I don’t think so, because anything more than dancing would increase proximity and would therefore be a more significant reportable event.

England’s adoption of a 28-day cutoff on counting CV19 deaths (e.g. if you test positive and 30 days later you get run over by a car, does not get you counted as a CV19 death) has reduced the total by 10%. I believe Sweden does the same thing.

Administrator
Shoreham EGKA, United Kingdom

@Ibra
This being an anonymous forum, I can answer honestly, without concern for PC and looking responsible: hell yeah, it was worth it.

I understand I can be shamed for that answer, this is a more complex question than the moralising in the press allows us to acknowledge or discuss. I and others were super disciplined for 3 months. There are real costs to this sort of separation—there are people who have no source of livelihood if they strictly follow the rules. What are they to do? There are a whole host of other costs aside from the economic, including psychological and social. It is only fair to consider these costs as well. (For that matter, if we take an honest look solely at the risks, while ignoring the upside, none of us should be flying light planes or even driving for that matter.)

Let me make clear, I have no respect for the anti-mask propaganda on the right in the US. I think that is the best measure we can take while preserving much of the rest of social functioning.

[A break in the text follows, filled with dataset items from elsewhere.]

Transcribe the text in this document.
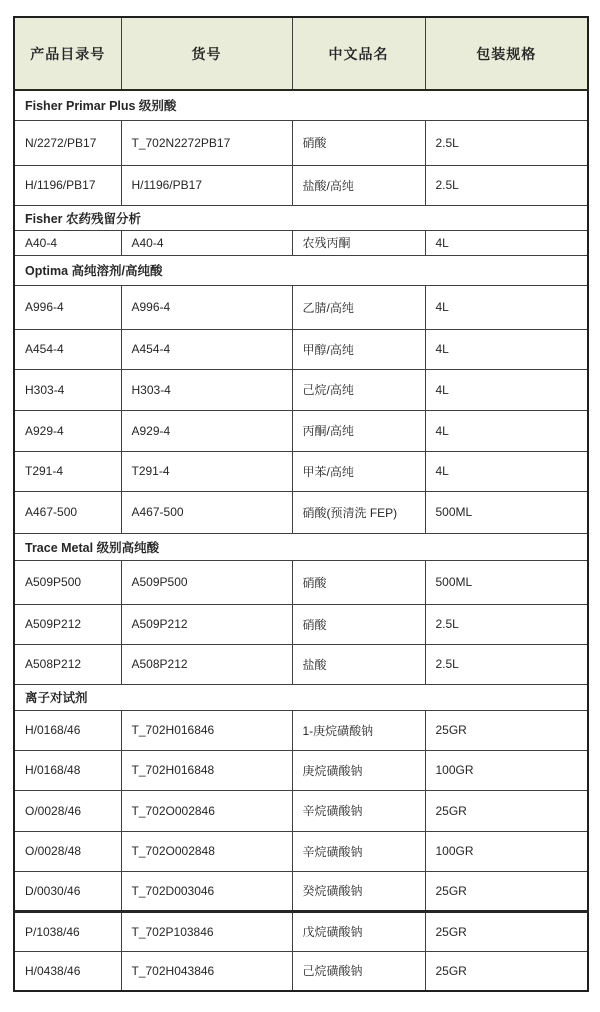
产品目录号	货号	中文品名	包装规格
Fisher Primar Plus 级别酸			
N/2272/PB17	T_702N2272PB17	硝酸	2.5L
H/1196/PB17	H/1196/PB17	盐酸/高纯	2.5L
Fisher 农药残留分析			
A40-4	A40-4	农残丙酮	4L
Optima 高纯溶剂/高纯酸			
A996-4	A996-4	乙腈/高纯	4L
A454-4	A454-4	甲醇/高纯	4L
H303-4	H303-4	己烷/高纯	4L
A929-4	A929-4	丙酮/高纯	4L
T291-4	T291-4	甲苯/高纯	4L
A467-500	A467-500	硝酸(预清洗 FEP)	500ML
Trace Metal 级别高纯酸			
A509P500	A509P500	硝酸	500ML
A509P212	A509P212	硝酸	2.5L
A508P212	A508P212	盐酸	2.5L
离子对试剂			
H/0168/46	T_702H016846	1-庚烷磺酸钠	25GR
H/0168/48	T_702H016848	庚烷磺酸钠	100GR
O/0028/46	T_702O002846	辛烷磺酸钠	25GR
O/0028/48	T_702O002848	辛烷磺酸钠	100GR
D/0030/46	T_702D003046	癸烷磺酸钠	25GR
P/1038/46	T_702P103846	戊烷磺酸钠	25GR
H/0438/46	T_702H043846	己烷磺酸钠	25GR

There are people who need to dance and perfectly prepared to take the risk for themselves. The only argument against this choice is that that you might be putting others at risk. I have been extremely careful with friends and relatives who are in high risk categories. So far I don’t know a single person who got sick who couldn’t afford to. In fact, the sentiment is often “thank God, I’m over with it—it wasn’t that bad.”

Last Edited by WhiskeyPapa at 16 Aug 19:03
Tököl LHTL

Thanks for the honnest answer, for what it worth, it deserve most respect than listening to opinions from the “moralising gangs” or the “anti-mask tribes”!

Paris/Essex, France/UK, United Kingdom

What really unnerves me is that our government allowed churches and cinemas to open wile schools were closed or were at least semi-closed (only open for 2 days per week). And now in the last weeks there was a discussion about opening soccer matches for spectators but schools still aren’t back to 100%. That really shows what rules the country.

BTW: New Zealand has gotten itself some new Covid cases. And that’s one of the remotest places with still a decent size population on earth. And with heavy quarantine rules for everyone who enters the country.